BUSH CALLS BUTCHER’S BLUFF ON WEAPONS

WASHINGTON – In his first comments on the weapons inspections in Iraq, President Bush said yesterday that Saddam Hussein’s approach is “not encouraging.”

“So far, the signs are not encouraging,” Bush said of the ongoing U.N. weapons-inspection process.

Inspectors reported yesterday that equipment at the Waziriyah missile-development plant near Baghdad had vanished from the site, where it was last seen in 1998, and that the Iraqis claimed it had been bombed or moved.

“The inspectors are not in Iraq to play hide-and-seek with Mr.

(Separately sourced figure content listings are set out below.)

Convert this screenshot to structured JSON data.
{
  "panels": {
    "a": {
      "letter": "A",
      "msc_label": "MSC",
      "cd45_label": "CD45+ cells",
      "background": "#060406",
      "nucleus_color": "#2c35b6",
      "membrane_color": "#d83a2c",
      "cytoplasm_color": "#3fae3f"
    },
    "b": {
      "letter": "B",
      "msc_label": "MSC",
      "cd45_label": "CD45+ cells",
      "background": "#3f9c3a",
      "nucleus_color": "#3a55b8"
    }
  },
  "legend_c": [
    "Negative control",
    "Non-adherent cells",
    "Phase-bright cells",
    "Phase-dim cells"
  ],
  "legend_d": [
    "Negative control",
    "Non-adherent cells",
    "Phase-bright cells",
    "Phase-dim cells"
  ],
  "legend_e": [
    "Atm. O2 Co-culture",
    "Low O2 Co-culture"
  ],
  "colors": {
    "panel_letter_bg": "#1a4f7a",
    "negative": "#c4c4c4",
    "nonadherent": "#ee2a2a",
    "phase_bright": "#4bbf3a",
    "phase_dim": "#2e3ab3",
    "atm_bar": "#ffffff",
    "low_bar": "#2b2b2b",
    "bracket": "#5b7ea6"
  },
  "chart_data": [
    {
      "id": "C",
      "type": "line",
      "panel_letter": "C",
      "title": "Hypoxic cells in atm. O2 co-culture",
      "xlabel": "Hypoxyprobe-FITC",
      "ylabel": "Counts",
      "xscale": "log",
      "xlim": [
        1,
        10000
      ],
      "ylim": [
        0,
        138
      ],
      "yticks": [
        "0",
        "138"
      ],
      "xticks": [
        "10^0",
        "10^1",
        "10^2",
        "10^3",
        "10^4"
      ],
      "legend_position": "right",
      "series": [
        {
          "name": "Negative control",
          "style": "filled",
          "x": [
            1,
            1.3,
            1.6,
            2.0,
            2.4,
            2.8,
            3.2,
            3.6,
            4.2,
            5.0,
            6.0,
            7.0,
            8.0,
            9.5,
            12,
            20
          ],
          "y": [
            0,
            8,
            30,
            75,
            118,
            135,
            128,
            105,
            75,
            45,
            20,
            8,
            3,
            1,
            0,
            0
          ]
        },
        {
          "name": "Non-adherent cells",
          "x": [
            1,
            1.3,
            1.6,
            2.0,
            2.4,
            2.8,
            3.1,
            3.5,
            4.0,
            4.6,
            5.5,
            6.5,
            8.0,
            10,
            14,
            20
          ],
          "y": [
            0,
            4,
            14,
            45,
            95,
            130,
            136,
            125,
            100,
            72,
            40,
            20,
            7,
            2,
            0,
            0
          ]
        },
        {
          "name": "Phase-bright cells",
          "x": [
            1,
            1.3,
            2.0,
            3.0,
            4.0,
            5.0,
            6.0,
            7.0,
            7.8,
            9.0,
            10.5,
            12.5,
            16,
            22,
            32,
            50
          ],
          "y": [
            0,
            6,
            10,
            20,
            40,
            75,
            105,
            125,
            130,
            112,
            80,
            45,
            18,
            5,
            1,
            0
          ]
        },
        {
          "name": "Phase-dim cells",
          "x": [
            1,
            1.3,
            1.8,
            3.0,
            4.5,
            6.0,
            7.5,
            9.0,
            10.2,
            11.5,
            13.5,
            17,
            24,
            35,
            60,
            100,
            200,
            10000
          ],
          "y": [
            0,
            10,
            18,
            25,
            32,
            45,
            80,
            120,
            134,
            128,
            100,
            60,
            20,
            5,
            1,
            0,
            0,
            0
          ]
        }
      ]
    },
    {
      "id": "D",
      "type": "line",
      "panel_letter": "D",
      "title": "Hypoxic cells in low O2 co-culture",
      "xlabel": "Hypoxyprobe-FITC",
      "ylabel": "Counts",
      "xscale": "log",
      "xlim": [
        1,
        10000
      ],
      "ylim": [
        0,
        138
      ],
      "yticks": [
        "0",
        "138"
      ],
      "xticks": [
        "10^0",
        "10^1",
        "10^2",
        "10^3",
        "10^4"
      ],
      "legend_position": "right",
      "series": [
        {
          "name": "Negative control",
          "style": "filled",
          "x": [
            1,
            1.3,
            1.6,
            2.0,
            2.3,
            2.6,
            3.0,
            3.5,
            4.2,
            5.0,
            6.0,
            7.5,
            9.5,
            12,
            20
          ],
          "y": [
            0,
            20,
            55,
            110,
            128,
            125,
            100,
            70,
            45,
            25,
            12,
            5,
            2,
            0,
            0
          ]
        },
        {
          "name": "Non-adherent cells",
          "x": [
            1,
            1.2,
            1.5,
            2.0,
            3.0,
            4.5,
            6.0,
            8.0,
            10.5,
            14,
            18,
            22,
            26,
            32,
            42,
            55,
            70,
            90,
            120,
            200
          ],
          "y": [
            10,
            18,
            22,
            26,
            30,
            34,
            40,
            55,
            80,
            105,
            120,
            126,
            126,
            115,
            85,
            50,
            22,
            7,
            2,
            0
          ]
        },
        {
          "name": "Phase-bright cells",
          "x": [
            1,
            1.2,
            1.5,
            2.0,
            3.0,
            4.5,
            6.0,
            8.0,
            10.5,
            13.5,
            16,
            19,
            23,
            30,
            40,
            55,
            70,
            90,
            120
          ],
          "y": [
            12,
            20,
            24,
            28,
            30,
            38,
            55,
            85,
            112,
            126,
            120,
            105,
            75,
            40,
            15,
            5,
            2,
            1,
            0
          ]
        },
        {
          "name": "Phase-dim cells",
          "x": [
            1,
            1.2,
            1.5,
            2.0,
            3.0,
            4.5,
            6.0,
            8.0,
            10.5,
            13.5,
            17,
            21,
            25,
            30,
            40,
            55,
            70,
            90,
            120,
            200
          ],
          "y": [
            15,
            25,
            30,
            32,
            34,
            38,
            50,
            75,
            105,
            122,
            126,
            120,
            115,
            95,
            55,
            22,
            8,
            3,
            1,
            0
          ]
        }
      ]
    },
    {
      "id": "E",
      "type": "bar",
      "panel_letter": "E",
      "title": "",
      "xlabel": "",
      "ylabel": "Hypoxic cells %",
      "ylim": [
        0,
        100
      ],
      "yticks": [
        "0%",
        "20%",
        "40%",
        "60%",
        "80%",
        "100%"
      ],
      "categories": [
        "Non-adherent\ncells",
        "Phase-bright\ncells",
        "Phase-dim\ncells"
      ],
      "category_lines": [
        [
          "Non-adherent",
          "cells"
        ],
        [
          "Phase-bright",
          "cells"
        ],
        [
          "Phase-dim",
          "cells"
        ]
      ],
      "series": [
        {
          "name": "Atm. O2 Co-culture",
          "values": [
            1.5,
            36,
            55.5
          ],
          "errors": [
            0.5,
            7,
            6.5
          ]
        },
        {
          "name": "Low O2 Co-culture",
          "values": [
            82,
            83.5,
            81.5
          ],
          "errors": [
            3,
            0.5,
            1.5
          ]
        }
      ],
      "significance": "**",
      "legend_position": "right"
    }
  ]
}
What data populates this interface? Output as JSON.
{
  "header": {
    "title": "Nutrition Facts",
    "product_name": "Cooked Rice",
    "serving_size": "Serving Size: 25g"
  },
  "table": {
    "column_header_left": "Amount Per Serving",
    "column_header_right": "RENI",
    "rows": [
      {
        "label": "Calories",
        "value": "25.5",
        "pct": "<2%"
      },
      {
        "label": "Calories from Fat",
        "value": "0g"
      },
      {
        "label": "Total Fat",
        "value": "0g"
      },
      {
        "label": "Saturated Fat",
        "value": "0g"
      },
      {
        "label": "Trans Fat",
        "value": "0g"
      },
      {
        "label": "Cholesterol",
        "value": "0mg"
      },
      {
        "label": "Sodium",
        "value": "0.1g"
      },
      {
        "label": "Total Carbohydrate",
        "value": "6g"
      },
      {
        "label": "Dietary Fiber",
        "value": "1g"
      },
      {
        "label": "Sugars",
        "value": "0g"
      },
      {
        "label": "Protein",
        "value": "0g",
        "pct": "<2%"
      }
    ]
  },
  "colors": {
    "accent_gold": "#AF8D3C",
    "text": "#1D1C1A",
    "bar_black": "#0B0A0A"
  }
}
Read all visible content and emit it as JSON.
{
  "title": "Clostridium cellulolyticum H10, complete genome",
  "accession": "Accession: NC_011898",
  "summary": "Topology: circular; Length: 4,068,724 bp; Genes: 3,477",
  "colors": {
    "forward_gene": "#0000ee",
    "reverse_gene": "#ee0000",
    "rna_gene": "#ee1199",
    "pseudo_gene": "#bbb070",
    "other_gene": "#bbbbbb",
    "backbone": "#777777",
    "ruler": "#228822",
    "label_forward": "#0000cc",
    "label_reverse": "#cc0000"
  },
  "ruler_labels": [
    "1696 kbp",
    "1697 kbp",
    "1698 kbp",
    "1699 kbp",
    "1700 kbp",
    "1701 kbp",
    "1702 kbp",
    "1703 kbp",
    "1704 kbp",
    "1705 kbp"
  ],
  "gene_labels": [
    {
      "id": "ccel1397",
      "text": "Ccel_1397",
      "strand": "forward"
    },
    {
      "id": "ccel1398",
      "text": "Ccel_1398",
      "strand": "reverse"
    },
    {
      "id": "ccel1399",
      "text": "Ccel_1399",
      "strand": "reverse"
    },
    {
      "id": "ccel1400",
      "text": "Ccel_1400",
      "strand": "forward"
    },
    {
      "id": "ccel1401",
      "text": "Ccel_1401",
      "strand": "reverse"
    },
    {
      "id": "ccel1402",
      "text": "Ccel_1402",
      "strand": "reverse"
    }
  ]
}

Saddam Hussein,” Bush said at the Pentagon, where he signed a $355 billion defense bill.

Early this morning, the inspectors made their first unannounced visit to one of Saddam Hussein’s presidential palaces, going into one in central Baghdad.

Disputes over the palaces contributed to the expulsion of weapons inspectors in 1998, but U.N. vehicles were allowed to enter after seven minutes of discussion.

Saddam has until Sunday to list his chemical, biological and nuclear weapons – and then get rid of them – if he wants to avert war.

United Nations inspectors have been in Iraq for a week, looking for signs of those weapons, which Iraq claimed didn’t exist in a letter three weeks ago.

There was tough talk from others in the Bush administration, suggesting the administration may be prepping Americans for conflict.

“We have now called an end to Saddam’s game,” Vice President Dick Cheney said at a National Guard conference in Colorado.

“Delay and defiance will invite the severest consequences. The demands of the world will be met, or action will be unavoidable.”

Cheney repeated the administration’s claim that “Saddam Hussein is harboring terrorists and the instruments of terror.”

Bush said he’s watching the weapons-inspections process with one overall question in mind: “Has Saddam Hussein changed his behavior of the last 11 years?”